Alterra goes all-in on Central Florida: 5 sites, 23 acres
Alterra IOS closes on five Tampa and Orlando properties in a single announcement, pushing its Central Florida portfolio to 35 assets. Also this week: Bricktop Capital picks up a 100%-leased DFW yard in Hurst, TX, Dalfen closes a 10-acre sale-leaseback in Sanford, FL, Thematic Capital buys a fully leased Bradenton yard, Midwest CRE Advisors closes a 16.5-acre Kansas City development site, and Hyde Park Real Estate lands 11.3 acres of new Houston leases.

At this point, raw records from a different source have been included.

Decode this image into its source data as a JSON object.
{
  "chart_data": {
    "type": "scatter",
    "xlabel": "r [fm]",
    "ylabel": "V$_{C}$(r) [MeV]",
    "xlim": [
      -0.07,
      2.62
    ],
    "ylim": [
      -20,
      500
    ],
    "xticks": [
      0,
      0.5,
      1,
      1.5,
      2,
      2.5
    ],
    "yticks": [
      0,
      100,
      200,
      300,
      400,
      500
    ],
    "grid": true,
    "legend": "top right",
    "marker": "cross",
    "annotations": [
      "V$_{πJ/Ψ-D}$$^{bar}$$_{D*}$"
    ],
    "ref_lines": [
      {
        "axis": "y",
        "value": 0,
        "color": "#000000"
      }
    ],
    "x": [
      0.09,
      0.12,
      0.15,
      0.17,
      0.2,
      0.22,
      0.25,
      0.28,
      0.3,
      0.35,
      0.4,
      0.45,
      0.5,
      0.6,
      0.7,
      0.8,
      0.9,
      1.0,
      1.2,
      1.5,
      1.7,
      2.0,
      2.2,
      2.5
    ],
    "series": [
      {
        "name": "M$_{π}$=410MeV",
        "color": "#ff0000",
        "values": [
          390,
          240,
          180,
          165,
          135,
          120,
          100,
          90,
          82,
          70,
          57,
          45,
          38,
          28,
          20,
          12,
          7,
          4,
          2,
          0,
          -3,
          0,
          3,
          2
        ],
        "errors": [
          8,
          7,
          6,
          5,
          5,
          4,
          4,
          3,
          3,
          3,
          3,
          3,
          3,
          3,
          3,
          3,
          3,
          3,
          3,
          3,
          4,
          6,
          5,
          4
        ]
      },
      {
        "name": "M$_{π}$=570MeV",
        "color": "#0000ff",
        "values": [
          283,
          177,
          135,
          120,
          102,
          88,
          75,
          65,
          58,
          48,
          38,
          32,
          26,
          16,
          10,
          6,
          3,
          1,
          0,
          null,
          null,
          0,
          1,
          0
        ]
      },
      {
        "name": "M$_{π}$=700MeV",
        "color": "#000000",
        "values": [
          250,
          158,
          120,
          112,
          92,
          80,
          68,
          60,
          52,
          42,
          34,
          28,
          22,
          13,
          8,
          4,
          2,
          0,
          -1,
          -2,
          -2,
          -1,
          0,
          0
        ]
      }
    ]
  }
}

🌴 The Headliner: Central Florida portfolio scale from Alterra
Alterra IOS acquires 5 IOS properties in Central Florida
Alterra closed on five industrial outdoor storage sites across the Tampa and Orlando MSAs, adding 23 usable acres and 96,500 SF of accompanying warehouse space. The portfolio matters because it clusters around high-throughput Central Florida submarkets and extends Alterra's regional footprint to 35 properties, with most locations already leased to logistics, infrastructure, and utility users.
- **Purchase Price:** Undisclosed
- **Property:** 5-property portfolio across Tampa MSA and Orlando MSA
- **Site:** 23 usable acres | 96,500 SF
- **Seller:** Multiple sellers
- **Buyer Lead:** Chris White, VP Acquisitions, Alterra IOS
- **Seller Lead:** Not yet disclosed
- **Broker / Deal Team:** Hector Delgado, Panther Capital Group; Robbie Lober and Devin Beeler, Lober Real Estate; Cory Kroeger, Kroeger Commercial; Alessandra Bianchi, ONE Commercial Real Estate
Portfolio Breakdown
📝 Leases Signed
Newark, New Jersey: Hertz secures a large infill yard
- **Property:** 104 Foundry Street, Newark, NJ
- **Site:** 10.36 acres
- **Improvements:** Not yet disclosed
- **Tenant:** Hertz
- **Landlord:** Not yet disclosed
- **Landlord Rep:** Jason Crimmins and Kenneth Crimmins, Blau & Berg Co.
- **Tenant Rep:** Not yet disclosed
📈 Operating Context
Intermodal pricing stays soft while network decisions keep moving
Shippers are still locking in lower intermodal contract rates for 2026, which points to a freight market that remains cost-sensitive even as operators keep making targeted yard decisions. For IOS, that favors sites that remove friction immediately, especially paved yards near ports, rail nodes, and urban truck corridors.
**Practical takeaway:** The market is still rewarding functionality first, so well-located infill yards can move even before broader freight pricing fully turns.